Reeves: Alguns fazem isso, mas gostaria que houvesse mais cientistas com essa preocupação. Eu vejo o mundo assim: cada um de nós é o resultado de uma longa história que começou com o big-bang, passou por estrelas, planetas, moléculas, água. Somos o resultado de uma aventura da evolução. Quando você ouve falar sobre a deterioração do planeta, percebe que tem de fazer algo para que essa história maravilhosa não termine em caos, em nada.

Época: O senhor é religioso?
Reeves: Você me pergunta se acredito em alguma coisa. Eu acho que acredito, mas não sei em quê. Posso dizer no que não acredito, ou seja, que apenas o acaso ou a sorte criaram uma música maravilhosa como a de Mozart.

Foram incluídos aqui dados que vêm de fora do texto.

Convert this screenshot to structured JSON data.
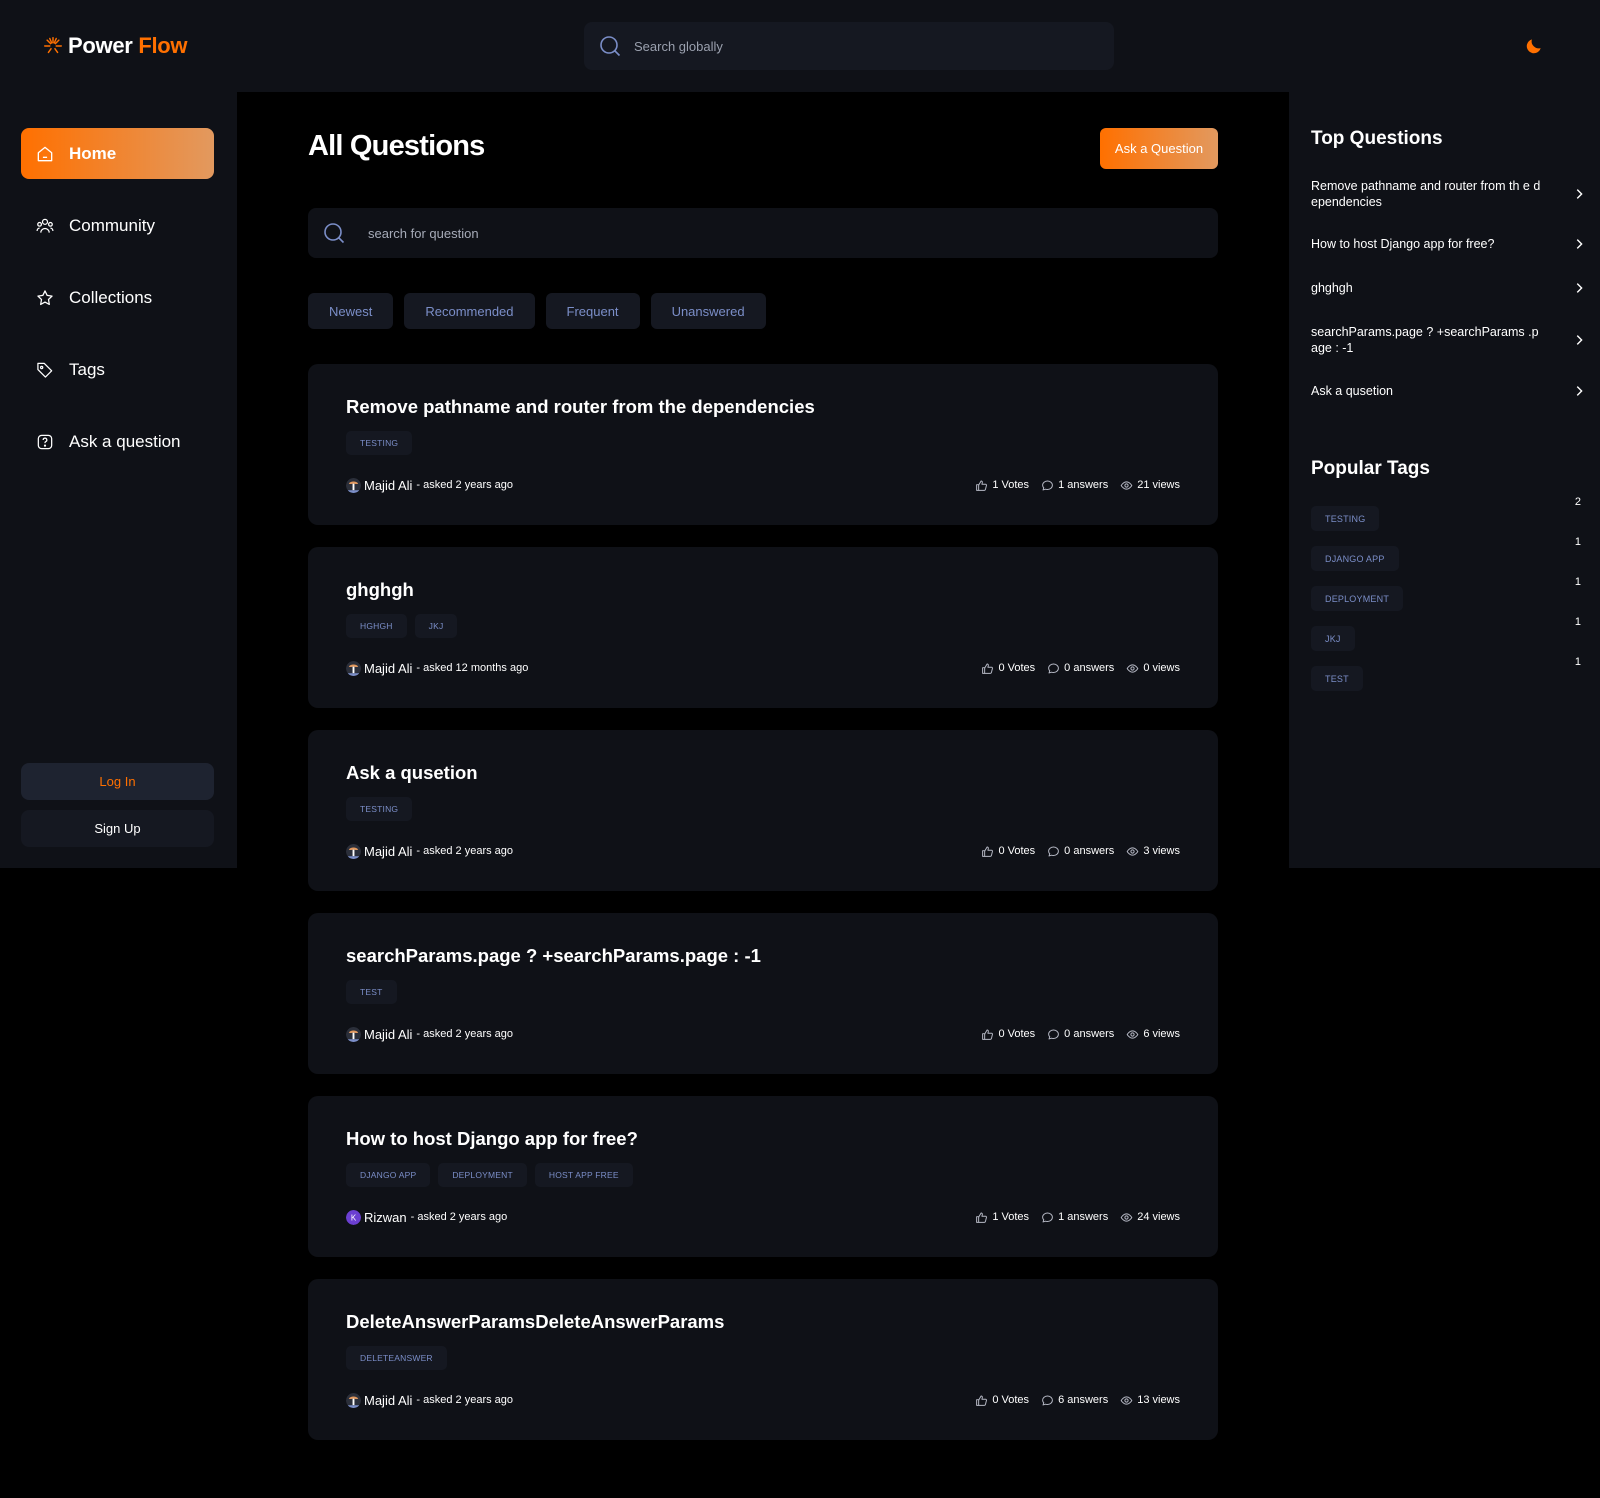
{
  "header": {
    "logo_word1": "Power",
    "logo_word2": "Flow",
    "search_placeholder": "Search globally"
  },
  "sidebar": {
    "items": [
      {
        "label": "Home",
        "icon": "home-icon",
        "active": true
      },
      {
        "label": "Community",
        "icon": "community-icon",
        "active": false
      },
      {
        "label": "Collections",
        "icon": "star-icon",
        "active": false
      },
      {
        "label": "Tags",
        "icon": "tag-icon",
        "active": false
      },
      {
        "label": "Ask a question",
        "icon": "question-icon",
        "active": false
      }
    ],
    "login_label": "Log In",
    "signup_label": "Sign Up"
  },
  "main": {
    "title": "All Questions",
    "ask_button": "Ask a Question",
    "search_placeholder": "search for question",
    "filters": [
      "Newest",
      "Recommended",
      "Frequent",
      "Unanswered"
    ],
    "questions": [
      {
        "title": "Remove pathname and router from the dependencies",
        "tags": [
          "TESTING"
        ],
        "author": "Majid Ali",
        "asked": "- asked 2 years ago",
        "votes": "1 Votes",
        "answers": "1 answers",
        "views": "21 views",
        "avatar": "photo"
      },
      {
        "title": "ghghgh",
        "tags": [
          "HGHGH",
          "JKJ"
        ],
        "author": "Majid Ali",
        "asked": "- asked 12 months ago",
        "votes": "0 Votes",
        "answers": "0 answers",
        "views": "0 views",
        "avatar": "photo"
      },
      {
        "title": "Ask a qusetion",
        "tags": [
          "TESTING"
        ],
        "author": "Majid Ali",
        "asked": "- asked 2 years ago",
        "votes": "0 Votes",
        "answers": "0 answers",
        "views": "3 views",
        "avatar": "photo"
      },
      {
        "title": "searchParams.page ? +searchParams.page : -1",
        "tags": [
          "TEST"
        ],
        "author": "Majid Ali",
        "asked": "- asked 2 years ago",
        "votes": "0 Votes",
        "answers": "0 answers",
        "views": "6 views",
        "avatar": "photo"
      },
      {
        "title": "How to host Django app for free?",
        "tags": [
          "DJANGO APP",
          "DEPLOYMENT",
          "HOST APP FREE"
        ],
        "author": "Rizwan",
        "asked": "- asked 2 years ago",
        "votes": "1 Votes",
        "answers": "1 answers",
        "views": "24 views",
        "avatar": "letter"
      },
      {
        "title": "DeleteAnswerParamsDeleteAnswerParams",
        "tags": [
          "DELETEANSWER"
        ],
        "author": "Majid Ali",
        "asked": "- asked 2 years ago",
        "votes": "0 Votes",
        "answers": "6 answers",
        "views": "13 views",
        "avatar": "photo"
      }
    ]
  },
  "rightbar": {
    "top_questions_heading": "Top Questions",
    "top_questions": [
      "Remove pathname and router from th e dependencies",
      "How to host Django app for free?",
      "ghghgh",
      "searchParams.page ? +searchParams .page : -1",
      "Ask a qusetion"
    ],
    "popular_tags_heading": "Popular Tags",
    "popular_tags": [
      {
        "name": "TESTING",
        "count": "2"
      },
      {
        "name": "DJANGO APP",
        "count": "1"
      },
      {
        "name": "DEPLOYMENT",
        "count": "1"
      },
      {
        "name": "JKJ",
        "count": "1"
      },
      {
        "name": "TEST",
        "count": "1"
      }
    ]
  },
  "colors": {
    "accent": "#ff7000",
    "accent_gradient_end": "#e2995f",
    "tag_text": "#7b8ec8",
    "panel": "#0f1117",
    "surface": "#151821"
  }
}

Episódios de acertos e desacertos

Durante toda a História, ciência e religião conviveram de forma mais ou menos amistosa. A partir do século XVII, o relacionamento entre as duas se deteriorou. Neste final de século, volta a existir o diálogo - por enquanto, ainda tímido.


384-322 a.C.
Aristóteles
Filósofo grego estabelece as regras que norteariam o conhecimento nos séculos seguintes sobre o Universo e o homem.


800-1000
Império Islâmico
Árabes prezavam a matemática e a astronomia como instrumentos de Deus e guardaram os textos egípcios e gregos de filosofia.


1268-1273
Idade média
Sobre os estudos de Aristóteles, São Tomás de Aquino une as questões científicas com o pensamento religioso da Igreja.


1543
Copérnico
Cientista polonês publica livro mostrando que a Terra gira em torno do Sol e desafia o princípio de que o homem é o centro do Universo.


1633
Galileu
Ao defender o sistema de Copérnico em seus escritos, contra as ordens do papa, Galileu é censurado pela Inquisição e colocado sob prisão domiciliar.


1687
Newton
A lei da gravitação universal, publicada em Principia, explica como funciona a mecânica celeste.


1802
Lamarck
Naturalista defende a teoria de que as espécies não são imutáveis, mas evoluem por ação do ambiente.


1842
Richard Owen
Descobre fósseis de um grupo extinto de animais (dinossauros), reforçando a idéia de mutação das espécies.


1859
Darwin
Em A Origem das Espécies, biólogo inglês conclui que as espécies evoluem por um processo de seleção natural.


1905
John Strutt
Ao determinar a idade de rochas em bilhões de anos, contradiz teoria de que o Universo teria sido criado em 22 de outubro de 4004 a.C.


1916
Einstein
A Teoria da Relatividade explica também o movimento das estrelas e muda o Universo ordenado de Newton.


1948
George Gamow
Cientista tenta explicar como foram formados os elementos químicos depois da explosão que criou o Universo.


1957
Sputnik
Lançado o primeiro satélite emórbita comoparte da corrida espacial entre russos e americanos.


1965
Big-Bang
Arno Penzias e Robert Wilson descobrem que o espaço está cheio de radiação de fundo, um sinal do big-bang. Em 1989, o satélite Cobe faz um mapa dessa radiação.


1997
Dolly
Criado na Escócia o primeiro ser vivo clonado. É a ovelha Dolly, ainda viva



A ciência indaga sobre o estado do mundo natural, e a religião busca o significado espiritual e dos valores éticos.